Même un VLT de 50 % réduit significativement la perception des contrastes dans l’obscurité, et la loi est formelle sur ce point.
Une visière homologuée peut quand même devenir illégale selon les conditions

L’homologation certifie la visière dans des conditions standardisées, pas dans toutes les conditions réelles de conduite.

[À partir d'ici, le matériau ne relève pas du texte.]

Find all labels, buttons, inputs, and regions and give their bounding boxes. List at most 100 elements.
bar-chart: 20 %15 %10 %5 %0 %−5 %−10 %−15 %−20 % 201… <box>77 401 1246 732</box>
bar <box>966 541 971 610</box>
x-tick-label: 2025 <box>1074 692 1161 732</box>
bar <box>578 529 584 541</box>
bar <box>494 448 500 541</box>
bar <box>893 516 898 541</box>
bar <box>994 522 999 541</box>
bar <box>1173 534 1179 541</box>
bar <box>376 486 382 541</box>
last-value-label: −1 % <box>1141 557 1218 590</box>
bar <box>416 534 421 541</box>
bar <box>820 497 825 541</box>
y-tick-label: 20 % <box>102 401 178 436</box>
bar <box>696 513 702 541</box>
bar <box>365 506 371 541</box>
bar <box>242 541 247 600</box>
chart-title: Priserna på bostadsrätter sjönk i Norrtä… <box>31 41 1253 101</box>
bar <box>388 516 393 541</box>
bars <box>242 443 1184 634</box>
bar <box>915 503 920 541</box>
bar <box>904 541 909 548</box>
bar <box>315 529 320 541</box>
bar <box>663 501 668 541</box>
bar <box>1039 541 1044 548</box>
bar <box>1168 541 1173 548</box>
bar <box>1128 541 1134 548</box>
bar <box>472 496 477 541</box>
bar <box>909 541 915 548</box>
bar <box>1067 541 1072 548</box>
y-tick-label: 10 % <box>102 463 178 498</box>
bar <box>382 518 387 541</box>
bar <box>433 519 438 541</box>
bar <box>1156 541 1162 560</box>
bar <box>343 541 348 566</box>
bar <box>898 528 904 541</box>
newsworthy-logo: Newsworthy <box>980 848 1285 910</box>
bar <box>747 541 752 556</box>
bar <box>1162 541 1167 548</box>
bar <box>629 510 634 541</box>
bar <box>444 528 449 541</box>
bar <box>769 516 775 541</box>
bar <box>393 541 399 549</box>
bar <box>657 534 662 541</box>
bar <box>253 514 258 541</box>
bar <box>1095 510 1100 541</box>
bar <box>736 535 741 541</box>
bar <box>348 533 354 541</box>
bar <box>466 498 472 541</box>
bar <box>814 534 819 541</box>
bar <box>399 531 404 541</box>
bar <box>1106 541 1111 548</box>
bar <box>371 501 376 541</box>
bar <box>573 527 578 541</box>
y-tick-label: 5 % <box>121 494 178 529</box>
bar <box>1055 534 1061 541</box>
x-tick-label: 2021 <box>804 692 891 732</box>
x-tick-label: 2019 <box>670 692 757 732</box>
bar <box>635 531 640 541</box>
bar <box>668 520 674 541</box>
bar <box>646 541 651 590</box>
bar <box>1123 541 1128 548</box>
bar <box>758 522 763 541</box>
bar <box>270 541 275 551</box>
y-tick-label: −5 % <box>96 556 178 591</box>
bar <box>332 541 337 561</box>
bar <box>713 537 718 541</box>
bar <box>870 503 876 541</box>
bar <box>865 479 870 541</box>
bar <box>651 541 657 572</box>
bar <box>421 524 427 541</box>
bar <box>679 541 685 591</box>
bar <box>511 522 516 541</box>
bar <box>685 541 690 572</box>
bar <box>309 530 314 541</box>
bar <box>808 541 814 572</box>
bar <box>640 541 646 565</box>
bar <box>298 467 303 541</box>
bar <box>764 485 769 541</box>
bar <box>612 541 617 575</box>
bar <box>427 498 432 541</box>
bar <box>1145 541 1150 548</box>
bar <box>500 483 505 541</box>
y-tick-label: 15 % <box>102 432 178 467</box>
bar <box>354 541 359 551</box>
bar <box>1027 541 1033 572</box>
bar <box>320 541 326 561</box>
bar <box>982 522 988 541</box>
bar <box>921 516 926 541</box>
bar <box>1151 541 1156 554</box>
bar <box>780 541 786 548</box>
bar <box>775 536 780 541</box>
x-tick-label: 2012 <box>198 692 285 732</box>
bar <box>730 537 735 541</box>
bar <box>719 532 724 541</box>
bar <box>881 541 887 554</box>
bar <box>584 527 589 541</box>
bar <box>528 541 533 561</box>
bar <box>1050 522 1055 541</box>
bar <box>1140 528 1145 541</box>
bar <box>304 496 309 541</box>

C’est au conducteur d’évaluer si ses équipements sont adaptés à la situation – et la loi lui transfère cette responsabilité explicitement.
La nuit, c’est le cas évident. Mais le crépuscule pose un problème plus sournois : il n’existe pas d’heure légale précise.
Un agent peut constater que la lumière ambiante est insuffisante à 19h en novembre comme à 21h30 en juin. La règle est celle de la visibilité effective, pas du calendrier.
Les tunnels mal éclairés, même en plein milieu de journée, créent un brusque différentiel de luminosité. Avec une visière à 35 % de VLT, les deux premières secondes dans un tunnel long peuvent suffire pour ne pas voir un obstacle.
Ce n’est pas seulement une question légale – c’est un risque physique direct. La pluie battante joue le même rôle : elle réduit la lumière disponible et brouille les contrastes au point qu’une visière fumée aggrave sensiblement la situation.
Certains motards qui roulent régulièrement dans des régions montagneuses avec des tunnels fréquents, comme les usagers de roads-trips en altitude, apprennent rapidement à garder une visière claire de rechange dans leur top-case.
Quel budget prévoir pour une visière fumée homologuée?
La fourchette réaliste se situe entre 60 et 150 € selon la marque, la technologie et le modèle de casque.
Une visière fumée homologuée d’entrée de gamme pour un casque milieu de gamme coûte entre 60 et 80 €. Les versions photochromiques ou à revêtement Pinlock intégré montent entre 100 et 150 €.
Mettre cette dépense en perspective avec les risques financiers d’une visière non conforme change complètement le calcul.
Une amende majorée à 750 € si vous tardez à payer, une fourrière à 200 € minimum, et un potentiel refus de prise en charge assurantielle en cas d’accident – tout cela pour avoir voulu économiser 50 € sur une visière sans marquage.
Le retrait de 3 points mérite aussi d’être chiffré : pour un conducteur en permis probatoire à 6 points, c’est la moitié du capital, et le coût d’une récupération de points en stage tourne autour de 250 €.
Acheter une visière homologuée est donc une décision économiquement rationnelle autant qu’une obligation légale.
La prochaine fois que vous serez tenté par une visière iridium vendue 18 € sans marquage sur un site généraliste, pensez à ce que coûte réellement le « prix bas ».